Высокий старец Петр подошёл к нему и принял благословение: он любил своего о. Макария глубоко и преданно заботился о нем, как о ребенке, этот человек, видавший много горя в жизни.

– Чаю, отец мой?.. Когда ели?.. А чай готов уже: мы его ещё там у аила вскипятили со Стефаном Васильевичем и перенесли сюда, а сейчас он опять закипел... Вон туда, под черемуху... Ох, и денек: солнце, кажется, светить сегодня устанет: глядите, ни отметинки на небе, а с горы тут на звёзды глядеть хорошо будет и на Алтай: трудно только подняться вам будет...

– Как тебя зовут, девушка!.. Давно ли хвораешь?..

– её зовут Косьту, – вышла из юрты хозяйка с толканом и курмачем в руках, – она – славная кыс.

– А хвораю давно! – сказала Косьту. – Говорят, отец простудил меня: он забыл огонь после камланья, и очаг потух... на отце была шуба, а я спала около очага без нее: я была очень маленькая и простыла тогда; а все-таки росла, как осина, сухая и тонкая.

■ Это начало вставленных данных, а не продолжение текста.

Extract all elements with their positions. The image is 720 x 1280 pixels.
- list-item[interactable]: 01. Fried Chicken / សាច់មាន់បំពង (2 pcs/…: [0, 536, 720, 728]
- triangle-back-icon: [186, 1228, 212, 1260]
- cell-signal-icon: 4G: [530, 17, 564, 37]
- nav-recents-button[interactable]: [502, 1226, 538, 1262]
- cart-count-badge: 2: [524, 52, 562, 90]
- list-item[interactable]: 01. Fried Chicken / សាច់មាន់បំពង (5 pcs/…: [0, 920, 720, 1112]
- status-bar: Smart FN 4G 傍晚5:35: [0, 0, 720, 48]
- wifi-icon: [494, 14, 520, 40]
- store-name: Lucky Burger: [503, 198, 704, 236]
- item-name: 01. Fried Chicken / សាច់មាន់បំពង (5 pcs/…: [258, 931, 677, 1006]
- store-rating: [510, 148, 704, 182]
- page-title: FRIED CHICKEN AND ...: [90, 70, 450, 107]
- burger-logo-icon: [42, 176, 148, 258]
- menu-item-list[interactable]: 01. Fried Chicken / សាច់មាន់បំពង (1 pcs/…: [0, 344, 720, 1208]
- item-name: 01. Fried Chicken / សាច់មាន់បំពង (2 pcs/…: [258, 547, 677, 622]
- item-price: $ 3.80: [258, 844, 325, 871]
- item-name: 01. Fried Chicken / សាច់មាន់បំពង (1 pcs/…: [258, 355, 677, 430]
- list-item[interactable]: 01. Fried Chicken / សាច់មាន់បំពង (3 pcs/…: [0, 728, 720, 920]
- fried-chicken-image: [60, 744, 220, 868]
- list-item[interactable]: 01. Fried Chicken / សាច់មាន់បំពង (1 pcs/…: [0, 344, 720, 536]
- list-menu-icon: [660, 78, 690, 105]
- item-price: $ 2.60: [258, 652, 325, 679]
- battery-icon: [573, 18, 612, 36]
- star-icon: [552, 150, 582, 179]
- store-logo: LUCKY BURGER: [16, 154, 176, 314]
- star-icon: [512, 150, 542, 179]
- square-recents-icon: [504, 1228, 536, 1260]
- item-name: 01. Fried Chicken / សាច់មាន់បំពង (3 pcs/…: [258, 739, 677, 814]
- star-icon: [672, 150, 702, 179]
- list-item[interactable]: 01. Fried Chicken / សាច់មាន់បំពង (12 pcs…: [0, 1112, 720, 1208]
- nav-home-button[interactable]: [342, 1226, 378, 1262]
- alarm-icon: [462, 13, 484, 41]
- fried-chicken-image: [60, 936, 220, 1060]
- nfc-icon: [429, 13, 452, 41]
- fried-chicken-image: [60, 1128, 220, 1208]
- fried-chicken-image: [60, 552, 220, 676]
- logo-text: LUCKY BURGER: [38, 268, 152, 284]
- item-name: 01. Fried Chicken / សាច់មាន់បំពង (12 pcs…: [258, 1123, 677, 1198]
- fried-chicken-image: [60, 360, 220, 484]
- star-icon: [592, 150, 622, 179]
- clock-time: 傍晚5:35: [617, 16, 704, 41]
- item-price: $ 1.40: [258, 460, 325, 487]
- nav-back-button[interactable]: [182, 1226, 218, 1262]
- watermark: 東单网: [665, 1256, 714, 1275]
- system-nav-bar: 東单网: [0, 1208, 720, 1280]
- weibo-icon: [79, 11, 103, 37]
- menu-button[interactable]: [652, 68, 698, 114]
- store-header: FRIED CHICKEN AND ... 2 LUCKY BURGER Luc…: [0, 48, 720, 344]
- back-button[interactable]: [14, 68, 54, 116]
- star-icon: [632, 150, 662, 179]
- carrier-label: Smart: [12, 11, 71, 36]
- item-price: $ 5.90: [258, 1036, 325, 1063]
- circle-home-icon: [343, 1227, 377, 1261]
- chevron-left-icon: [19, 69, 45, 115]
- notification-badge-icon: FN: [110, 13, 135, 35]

– А мать? – спросил о. Макарий. – Почему не поберегла тебя мать?

– У меня не было матери, – печально ответила она, потупив лицо, сидя на сваленной бурей сосне, чья вершина уходила далеко почти к самому порогу жилища кама, её отца.

Из третьей юрты вышли пожилая женщина и инородец, очевидно её хозяева. Они подошли к гостям аила и, закурив трубки, сели подле костра разведенного спутниками о. Макария.

Маленький Тегенек, видимо уснувший, не мешал матери, и она присоединилась к слушателям о. Макария.

А он опять учил, позабыв о чае, и его слова заставляли Ай вздыхать, а на тёмных глазах бледнолицей Косьту вызывали слёзы.

– Вон, опять едут к твоему отцу! – сказал, вынимая трубку изо рта, флегматичный алтаец, перебивая слова о. Макария, которые, видимо, плохо слушал.

Обернувшись, все увидели ехавших гуськом трех алтайцев, которые вели за собой соловую лошадь.

– Камлать! – протянула мать. – Ай калак... Опять напугают боламчика... Беги, скажи отцу, Косьту, добудись его.

Косьту ещё более побледнела: она взяла руку о. Макария и сказала горестно:

– Опять замучают лошадь. О, абыз! Попроси твоего Бога, чтобы абам не мог камлать, пусть все кара-неме убегут отсюда.

Алтайцы в своих странных одеждах уже подъезжали. Громкий лай собак приветствовал их, но, как только они подъехали к группе людей и слезли с лошадей, собаки прекратили лай и стали обнюхивать приезжих.

– Кто вы? – спросил обитатель аила.

И, когда приезжие поздоровались и объяснили, откуда они и зачем, он указал им юрту Кагыра, которому они привели коня, действительно, для камланья.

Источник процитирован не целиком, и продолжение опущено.